7. THINK ABOUT IMPACT
If someone you love is now lost, reminisce on the way they’ve changed your life. Think about the lessons they taught you, whether intentionally or inadvertently, and about the good and bad times you shared. If the grief comes from something that’s a missed chance instead of someone gone, then reflect on how it has changed your life and how you can learn from the loss.

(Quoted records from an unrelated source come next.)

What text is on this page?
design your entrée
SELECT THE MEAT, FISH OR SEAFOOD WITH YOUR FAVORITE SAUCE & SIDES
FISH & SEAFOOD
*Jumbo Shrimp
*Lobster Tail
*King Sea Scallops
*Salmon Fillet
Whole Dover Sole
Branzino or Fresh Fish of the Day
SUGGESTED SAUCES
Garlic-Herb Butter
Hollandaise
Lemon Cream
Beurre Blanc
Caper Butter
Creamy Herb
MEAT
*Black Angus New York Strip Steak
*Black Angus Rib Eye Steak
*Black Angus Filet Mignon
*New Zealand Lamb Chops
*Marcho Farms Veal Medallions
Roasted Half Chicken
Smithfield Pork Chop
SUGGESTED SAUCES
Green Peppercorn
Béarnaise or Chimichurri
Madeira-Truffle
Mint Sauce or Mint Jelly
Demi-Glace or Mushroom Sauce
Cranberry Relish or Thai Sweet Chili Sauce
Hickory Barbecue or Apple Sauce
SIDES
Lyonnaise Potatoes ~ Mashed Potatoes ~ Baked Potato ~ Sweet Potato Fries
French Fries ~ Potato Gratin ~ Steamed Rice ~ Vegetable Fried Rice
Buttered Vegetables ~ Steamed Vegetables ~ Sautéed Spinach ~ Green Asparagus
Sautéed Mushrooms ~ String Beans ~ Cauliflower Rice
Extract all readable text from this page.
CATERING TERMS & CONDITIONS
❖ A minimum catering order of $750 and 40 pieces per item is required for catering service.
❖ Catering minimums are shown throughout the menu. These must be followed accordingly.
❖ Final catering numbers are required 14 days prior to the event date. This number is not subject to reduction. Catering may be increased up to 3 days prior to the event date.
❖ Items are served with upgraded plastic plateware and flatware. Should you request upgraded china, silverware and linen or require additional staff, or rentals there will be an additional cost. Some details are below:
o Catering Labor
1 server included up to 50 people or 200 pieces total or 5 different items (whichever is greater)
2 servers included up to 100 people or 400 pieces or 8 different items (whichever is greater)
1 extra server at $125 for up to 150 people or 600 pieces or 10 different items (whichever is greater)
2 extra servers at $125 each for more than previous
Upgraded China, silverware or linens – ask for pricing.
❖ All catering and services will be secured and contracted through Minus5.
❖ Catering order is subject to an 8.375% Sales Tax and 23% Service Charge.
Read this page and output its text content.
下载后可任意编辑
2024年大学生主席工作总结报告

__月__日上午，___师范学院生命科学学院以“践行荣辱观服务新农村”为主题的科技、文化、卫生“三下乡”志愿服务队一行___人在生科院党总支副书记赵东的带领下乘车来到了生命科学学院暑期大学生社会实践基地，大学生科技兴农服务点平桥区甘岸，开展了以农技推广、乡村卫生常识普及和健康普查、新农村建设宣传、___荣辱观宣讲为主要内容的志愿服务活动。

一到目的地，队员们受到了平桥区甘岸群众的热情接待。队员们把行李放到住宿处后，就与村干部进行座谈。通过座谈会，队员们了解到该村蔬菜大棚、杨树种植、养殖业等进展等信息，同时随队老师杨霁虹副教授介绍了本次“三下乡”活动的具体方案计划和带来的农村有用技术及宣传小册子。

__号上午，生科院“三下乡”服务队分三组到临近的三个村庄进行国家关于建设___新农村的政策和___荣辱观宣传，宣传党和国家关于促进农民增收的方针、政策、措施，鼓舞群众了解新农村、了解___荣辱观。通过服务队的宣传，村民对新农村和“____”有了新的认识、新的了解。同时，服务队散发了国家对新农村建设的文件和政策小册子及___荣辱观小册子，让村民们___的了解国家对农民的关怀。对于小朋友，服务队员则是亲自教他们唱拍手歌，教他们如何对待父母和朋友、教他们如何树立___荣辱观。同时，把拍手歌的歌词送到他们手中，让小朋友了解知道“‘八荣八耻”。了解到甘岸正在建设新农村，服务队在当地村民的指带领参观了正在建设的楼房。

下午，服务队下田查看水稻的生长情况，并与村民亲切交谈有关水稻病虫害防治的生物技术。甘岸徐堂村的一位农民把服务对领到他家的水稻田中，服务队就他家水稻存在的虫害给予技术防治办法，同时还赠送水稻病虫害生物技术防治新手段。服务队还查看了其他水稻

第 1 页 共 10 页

8. SEEK SUPPORT TO HELP PROCESS GRIEF
Grief isn’t something you have to go through alone. You can find positive thinking from being supported, encouraged, and comforted by others. The right kind of social support can play a significant role in recovery and moving on from grief. Here are some ways to find support: The people closest to you will likely want to comfort you for your loss. If you feel ashamed or embarrassed about your need for this comfort, it’s time to learn to accept that help graciously. You can and should also voice your needs to those trying to help you so that they understand how to help you.
There is nothing wrong with needing extra support due to grief. Therapists, counselors, and other mental health professionals are equipped with the tools and knowledge necessary to help you work through your emotions and move on. They can also help you to unpack the more complex intricacies of how you feel.
9. TAKE CARE OF YOUR HEALTH & SLEEP ENOUGH
When you’re grieving, it’s easy to forget to take care of your physical health. But the state of your body can play a significant role in your grief, and poor health can make it harder to cope, process, and move on. While you can’t be expected to be the perfect picture of fitness while grieving, make sure that your body is kept in a relatively flattering shape. Here are some things to keep in mind.
Grieving individuals may get too little or too much sleep, depending on their unique response to their emotions. Seek a doctor’s help if you’re unable to sleep or unable to wake up, as you need good sleep to keep up the energy required for healing.
10. GET SOME PHYSICAL ACTIVITY
You don’t need to crush it at the gym while grieving – though doing so may work off some of the stressed energy. Instead, focus on getting a little movement into your day. Go for walks, do some stretches, and don’t sit or lie still for too long.